The reverse transition, from \((x, y')\) to \((x, y)\), has a probability of:

\[ P((x, y') \to (x, y)) = p(y \mid x) \]

Now, we check the detailed balance condition for this single step. We need to show:

\[ p(x, y) \cdot P((x, y) \to (x, y')) = p(x, y') \cdot P((x, y') \to (x, y)) \]

Substituting the transition probabilities, we get:

\[ p(x, y) \cdot p(y' \mid x) = p(x, y') \cdot p(y \mid x) \]

Using the definition of conditional probability, \(p(A, B) = p(A|B)p(B)\), we can rewrite both sides:

  • Left-hand side: \(p(x) \cdot p(y \mid x) \cdot p(y' \mid x)\)
  • Right-hand side: \(p(x) \cdot p(y' \mid x) \cdot p(y \mid x)\)

Since the two sides are equal, the detailed balance condition holds for this single sampling step.

A similar argument can be made for the second step, where we sample \(x'\) from \(p(x' \mid y')\). The full Gibbs sampling transition kernel is the product of these two steps, and since each individual step satisfies detailed balance, the combined two-step process also satisfies detailed balance with respect to the joint distribution \(p(x, y)\).

Conclusion

Because the Gibbs sampling procedure constructs a Markov chain that is:

  1. Irreducible: The chain can reach any point in the state space from any other point.
  2. Aperiodic: The chain does not get trapped in a cycle.
  3. Satisfies Detailed Balance: As proven above.
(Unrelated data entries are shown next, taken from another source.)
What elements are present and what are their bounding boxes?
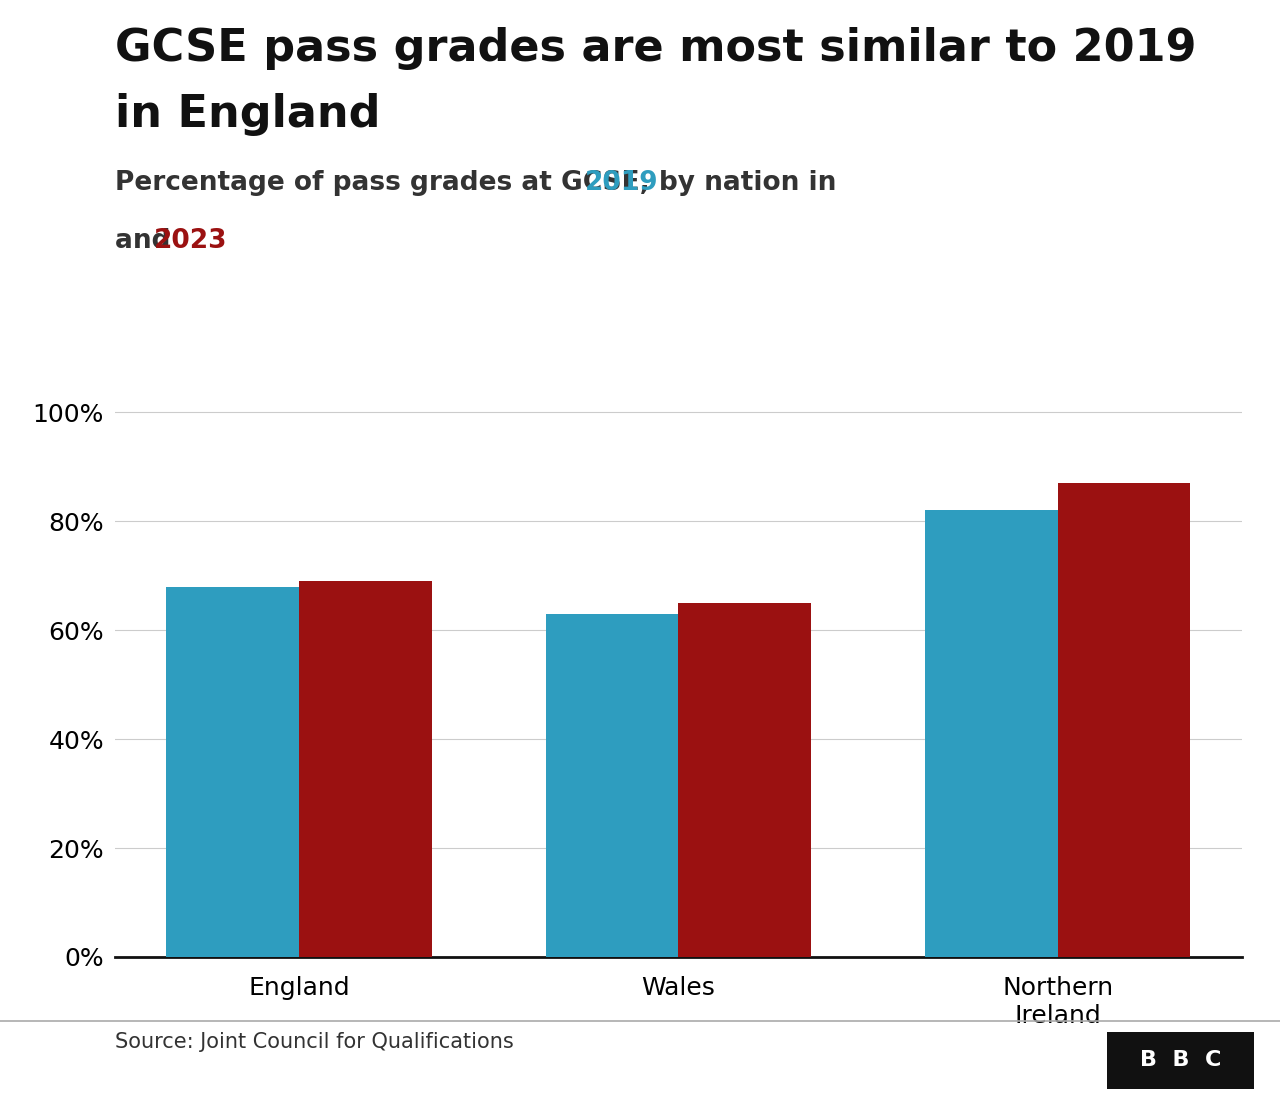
- Bar: [925, 510, 1057, 957]
- Text: in England: in England: [115, 94, 380, 136]
- Text: Percentage of pass grades at GCSE, by nation in: Percentage of pass grades at GCSE, by na…: [115, 170, 846, 197]
- Text: GCSE pass grades are most similar to 2019: GCSE pass grades are most similar to 201…: [115, 28, 1197, 70]
- Text: 2023: 2023: [155, 228, 228, 254]
- Text: and: and: [115, 228, 179, 254]
- Text: B  B  C: B B C: [1140, 1050, 1221, 1070]
- Bar: [166, 586, 300, 957]
- Text: 2019: 2019: [585, 170, 659, 197]
- Bar: [678, 603, 812, 957]
- Bar: [300, 581, 431, 957]
- Bar: [1057, 483, 1190, 957]
- Text: Source: Joint Council for Qualifications: Source: Joint Council for Qualifications: [115, 1032, 515, 1052]
- Bar: [545, 614, 678, 957]
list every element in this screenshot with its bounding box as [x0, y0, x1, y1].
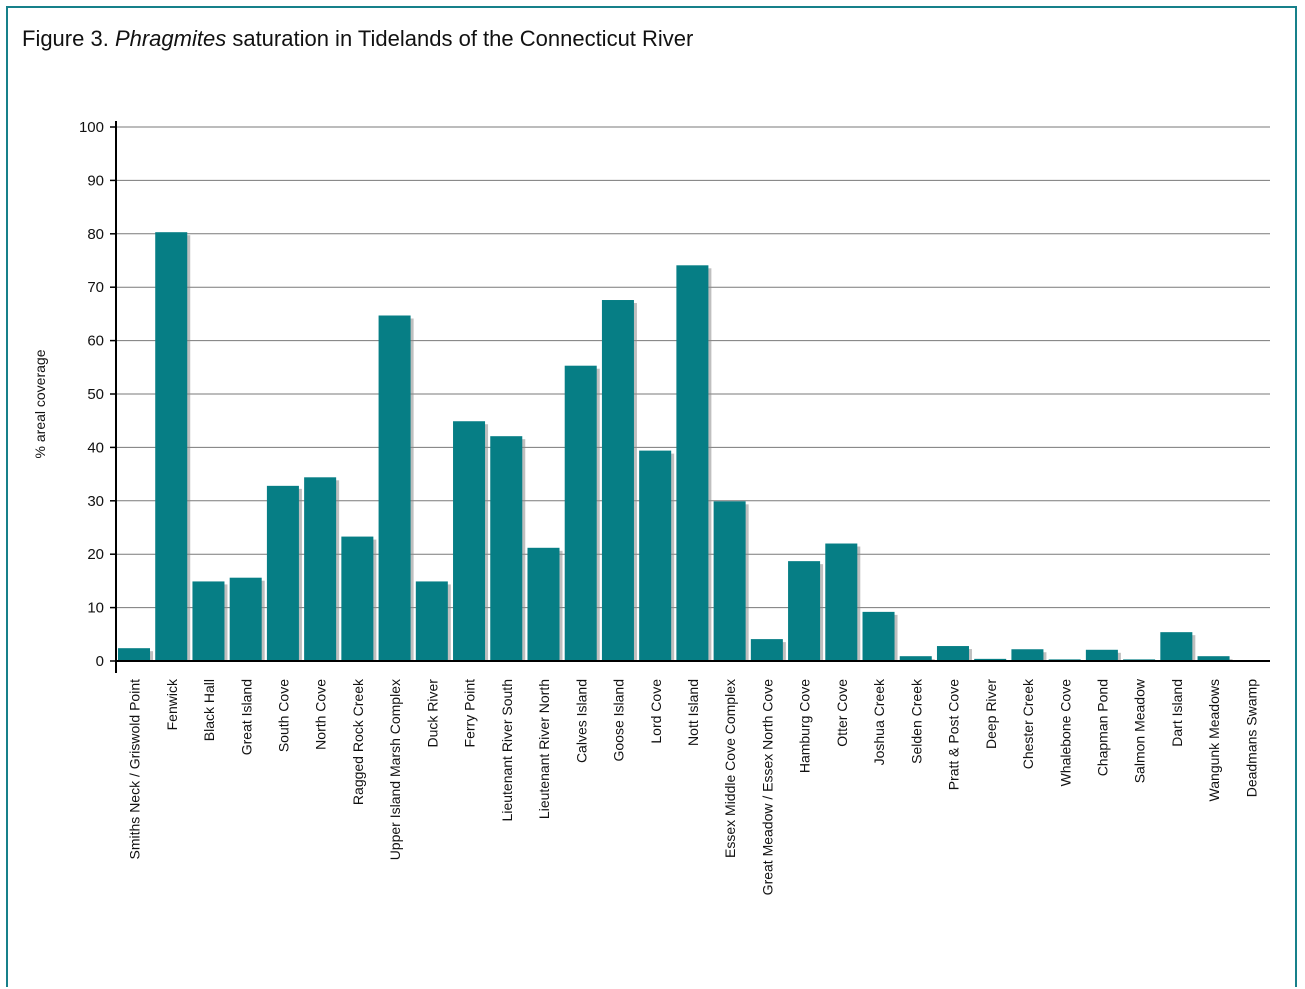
x-category-label: Essex Middle Cove Complex: [722, 679, 738, 858]
y-tick-labels: 0 10 20 30 40 50 60 70 80 90 100: [79, 119, 116, 670]
bars: [118, 232, 1233, 661]
axes: [115, 121, 1270, 673]
bar: [788, 561, 821, 661]
bar: [266, 485, 299, 661]
x-category-label: Goose Island: [611, 679, 627, 762]
y-tick-label: 40: [87, 439, 104, 456]
bar: [713, 501, 746, 661]
x-category-labels: Smiths Neck / Griswold Point Fenwick Black…: [127, 678, 1260, 895]
bar: [341, 536, 374, 661]
x-category-label: Chester Creek: [1020, 678, 1036, 769]
bar: [899, 656, 932, 661]
bar: [564, 365, 597, 661]
x-category-label: Great Meadow / Essex North Cove: [759, 679, 775, 896]
chart-title: Figure 3. Phragmites saturation in Tidel…: [22, 26, 693, 52]
x-category-label: Deadmans Swamp: [1243, 679, 1259, 797]
bar: [1011, 649, 1044, 661]
x-category-label: Wangunk Meadows: [1206, 679, 1222, 801]
bar: [639, 450, 672, 661]
bar: [453, 421, 486, 661]
bar: [192, 581, 225, 661]
bar: [229, 577, 262, 661]
x-category-label: Salmon Meadow: [1132, 678, 1148, 783]
bar: [527, 547, 560, 661]
x-category-label: North Cove: [313, 679, 329, 750]
x-category-label: Otter Cove: [834, 679, 850, 747]
x-category-label: Joshua Creek: [871, 678, 887, 765]
x-category-label: Hamburg Cove: [797, 679, 813, 773]
bar: [825, 543, 858, 661]
x-category-label: Black Hall: [201, 679, 217, 741]
x-category-label: Pratt & Post Cove: [946, 679, 962, 790]
bar: [415, 581, 448, 661]
x-category-label: Fenwick: [164, 678, 180, 730]
x-category-label: South Cove: [276, 679, 292, 752]
bar: [118, 648, 151, 661]
x-category-label: Upper Island Marsh Complex: [387, 679, 403, 860]
title-species: Phragmites: [114, 26, 227, 51]
x-category-label: Selden Creek: [908, 678, 924, 764]
bar: [1197, 656, 1230, 661]
y-tick-label: 100: [79, 119, 104, 136]
bar: [490, 436, 523, 661]
bar: [601, 300, 634, 661]
x-category-label: Lieutenant River North: [536, 679, 552, 819]
y-tick-label: 0: [96, 653, 104, 670]
x-category-label: Ferry Point: [462, 679, 478, 748]
y-tick-label: 60: [87, 333, 104, 350]
x-category-label: Chapman Pond: [1094, 679, 1110, 776]
y-tick-label: 30: [87, 493, 104, 510]
x-category-label: Dart Island: [1169, 679, 1185, 747]
title-suffix: saturation in Tidelands of the Connectic…: [226, 26, 694, 51]
bar: [862, 611, 895, 661]
bar: [974, 658, 1007, 661]
bar: [1085, 649, 1118, 661]
bar: [750, 639, 783, 661]
x-category-label: Whalebone Cove: [1057, 679, 1073, 787]
y-axis-title: % areal coverage: [32, 349, 48, 458]
y-tick-label: 50: [87, 386, 104, 403]
bar: [304, 477, 337, 661]
x-category-label: Calves Island: [573, 679, 589, 763]
y-tick-label: 70: [87, 279, 104, 296]
x-category-label: Nott Island: [685, 679, 701, 746]
x-category-label: Lord Cove: [648, 679, 664, 744]
title-prefix: Figure 3.: [22, 26, 115, 51]
x-category-label: Great Island: [238, 679, 254, 755]
y-tick-label: 20: [87, 546, 104, 563]
y-tick-label: 10: [87, 600, 104, 617]
y-tick-label: 80: [87, 226, 104, 243]
x-category-label: Deep River: [983, 679, 999, 749]
bar: [155, 232, 188, 661]
x-category-label: Duck River: [424, 679, 440, 748]
y-tick-label: 90: [87, 172, 104, 189]
bar: [676, 265, 709, 661]
x-category-label: Ragged Rock Creek: [350, 678, 366, 805]
bar: [378, 315, 411, 661]
bar: [1160, 632, 1193, 661]
bar: [936, 646, 969, 661]
x-category-label: Smiths Neck / Griswold Point: [127, 679, 143, 860]
x-category-label: Lieutenant River South: [499, 679, 515, 821]
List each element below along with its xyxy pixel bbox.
It is guaranteed that the stationary distribution of the Markov chain is the target joint distribution \(p(x, y)\). Therefore, after a sufficient “burn-in” period, the samples produced by the Gibbs sampler are valid draws from the desired joint distribution. ### 9. Exercises (Try Yourself!) ✍️

Exercise 1: Simple Gaussian Chain

Suppose you have the following system: - \(X \mid Y \sim \mathcal{N}(0.5Y, 1)\) - \(Y \mid X \sim \mathcal{N}(0.5X, 1)\)

Use Gibbs sampling to generate samples from this system.

Hint: This will produce a bivariate normal distribution. Compared to a high-correlation example, the samples you generate will be more dispersed, reflecting a lower correlation between \(X\) and \(Y\).

Exercise 2: Mix Chocolate with Noise

Let’s revisit the chocolate example with a new set of variances: - \(W \mid S \sim \mathcal{N}(S, 0.5^2)\) - \(S \mid W \sim \mathcal{N}(W, 1^2)\)

Try Gibbs sampling with these conditional distributions and then plot the joint density of the generated samples. Also, try different variance values and observe how the plot changes.

Hint: The stronger the variance, the weaker the dependency between the variables. This is because a larger variance introduces more “noise,” making the relationship between the conditional mean and the sampled value less deterministic.

Exercise 3: Explore Convergence

Take your Gibbs sampler from any of the previous exercises and plot the mean of your samples for one of the variables, say \(X^{(1:t)}\), over the number of iterations \(t\).

Hint: You can calculate the cumulative mean using cumsum(X) / 1:t in R. This plot will show you how the sample mean stabilizes and converges to the true mean of the distribution as you collect more samples. This is a visual way to assess if your sampler has converged.